Tuesday, October 23, 2007

My Own Private Ramadan

This fall, as happens every 32 years when our two different lunar calendars intersect, the Jewish High Holy Days coincided with the Islamic month of Ramadan.

Yom Kippur, the Day of Atonement, is an absolute 24-hour fast. Before sundown the night before Yom Kippur, one eats the Meal of Cessation, called Seudat Mafkeset. From then on, it's NPO, nothing by mouth. You don't even brush your teeth, lest a drop of water be swallowed.

Finally, after sundown the next day, the fast is broken with a traditional meal that varies by culture. The Sephardic custom is egg-lemon soup, avgolemono. We Ashkenazim go for a dairy meal--bagels, cream cheese, smoked fish, cheese blintzes. (A traditional Yom Kippur greeting is "May you have an easy fast!" My own family of origin took that to its limits, enjoying the fast-breaking feast without ever enduring the fast itself.)

Ramadan is very different, an entire month alternating diurnally between fasting and feasting. Fasting during the daylight hours is still a considerable feat and sacrifice, especially when Ramadan, which migrates through the solar year, falls in the longest days of summer. The faithful stoke up with Suhur, the morning meal, before dawn, and cannot refuel again until Iftar, the festive evening meal. (Harira, above left, is an Iftar tradition in Morocco, lamb stew with lentils and chickpeas.)

What does all this have to do with me? I have never kept the Yom Kippur fast, and wouldn't even notice when Ramadan came around if we weren't at war in two Muslim countries. By next week, maybe three.

But lately, on many days each week, I seem to be simply putting off eating until late in the day. In short, I am finally doing what my blog title says, Waiting For Hungry. No breakfast except coffee, no lunch, no snacks. Finally, in mid-afternoon, I allow myself a meal.

It's my own private Ramadan.

The Man in the Blue Tarp

I keep seeing this story. It's always a different person, but the story is the same. In this case from Lansing, Michigan, a 900-pound man, who had not been able to leave his home for four years, was brought to the hospital by extraordinary means. Firefighters and paramedics cut a hole in a wall to remove him from the second floor of his duplex, using a telescoping forklift. To shield him from the gawking crowds, they covered him completely in a blue tarp. The press, in its unfailingly humanitarian fashion, has made photos available.
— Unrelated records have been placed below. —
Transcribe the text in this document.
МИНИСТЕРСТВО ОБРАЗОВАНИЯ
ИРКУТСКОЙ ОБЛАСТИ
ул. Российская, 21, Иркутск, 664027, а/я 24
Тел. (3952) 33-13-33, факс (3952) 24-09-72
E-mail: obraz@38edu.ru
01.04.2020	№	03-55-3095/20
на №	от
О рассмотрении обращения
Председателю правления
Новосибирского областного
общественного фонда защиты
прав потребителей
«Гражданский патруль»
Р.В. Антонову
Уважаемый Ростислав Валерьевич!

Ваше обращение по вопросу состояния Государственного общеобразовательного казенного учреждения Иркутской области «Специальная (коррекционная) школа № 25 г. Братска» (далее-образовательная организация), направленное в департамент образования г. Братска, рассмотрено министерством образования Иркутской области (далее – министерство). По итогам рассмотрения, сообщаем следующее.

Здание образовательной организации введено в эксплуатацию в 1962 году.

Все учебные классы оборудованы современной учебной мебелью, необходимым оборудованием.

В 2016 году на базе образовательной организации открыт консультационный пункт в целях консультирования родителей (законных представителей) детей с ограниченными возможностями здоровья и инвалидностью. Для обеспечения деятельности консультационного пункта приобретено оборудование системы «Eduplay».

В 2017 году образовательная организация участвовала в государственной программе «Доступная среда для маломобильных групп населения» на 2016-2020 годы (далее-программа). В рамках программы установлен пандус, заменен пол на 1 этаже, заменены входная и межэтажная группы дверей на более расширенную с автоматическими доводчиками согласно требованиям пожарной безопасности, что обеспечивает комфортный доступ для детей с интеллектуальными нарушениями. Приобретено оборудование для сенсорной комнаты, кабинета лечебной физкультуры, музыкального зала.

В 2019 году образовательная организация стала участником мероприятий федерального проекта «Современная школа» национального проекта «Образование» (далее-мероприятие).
For those not willing to avert their gaze, the Web also offers tarp-free images of the similarly immobilized Manuel Uribe Garcia of Monterrey, Mexico. He is now down to 800 pounds, but at 1200 pounds he was acclaimed the heaviest man in the world. Modestly he plays down his achievement. Just a regular Jose, he told ABC News. "I used to eat normal, just like all Mexicans do. Beans, rice, flour tortilla, corn tortilla, French fries, hamburgers, subs and pizzas, whatever regular people eat. I worked as a technician, repairing typewriters, electronic calculators and computers. So I worked on a chair. It was a sedentary life."

Manuel's picture isn't easy to look at, but one must look. What are we to make of this freakshow display? Perhaps it is a cautionary tale. You cannot ever turn into a two-headed calf or a snake-faced woman, but if you don't watch out, if you get always get fries with that, if you are a desk worker instead of a bicycle courier, if you let yourself go, this could be you: a man in a blue plastic suit whose other car is a forklift. You have been warned. Tarpe diem.

Star Light

In September, I joined Weight Watchers, not for the first time, but this time it's working. Why?

The last time, I used their Core Foods plan. That turned out to be too loosely structured for my already too-loose, screw-loose psyche. The Points plan, along with online tracking of everything I eat, suits much better.

Nutritionists and other Helpful People have always told me to get a notebook and log my food, but I simply couldn't. Clicking online is much easier, and much more satisfying. Because the E-Tools immediately calculate not only how many points you've already eaten, but how many are still ahead in the day, it seems to have a soothing effect on the anxiety of hunger. (A point is roughly 50 calories, with some reduction in calorie value given for high fiber content.) My initial plan allowed 42 points, or 2100 calories. As I've lost weight, the points allowance is adjusted downward, now standing at 39.

We meet in a church basement. I don't talk much, but when I announced I had dropped 25 lb, the leader shrieked and ran out the back door, apparently to her car for a prop. When she came back in, she was carrying a medium-sized black suitcase, and gave it to me to hold. "This suitcase weighs 25 pounds!" she said. I held it up over my head like it was the Stanley Cup. Then she gave me a star-shaped refrigerator magnet.

Weight Watchers. Whodathunk it? Keep Watching.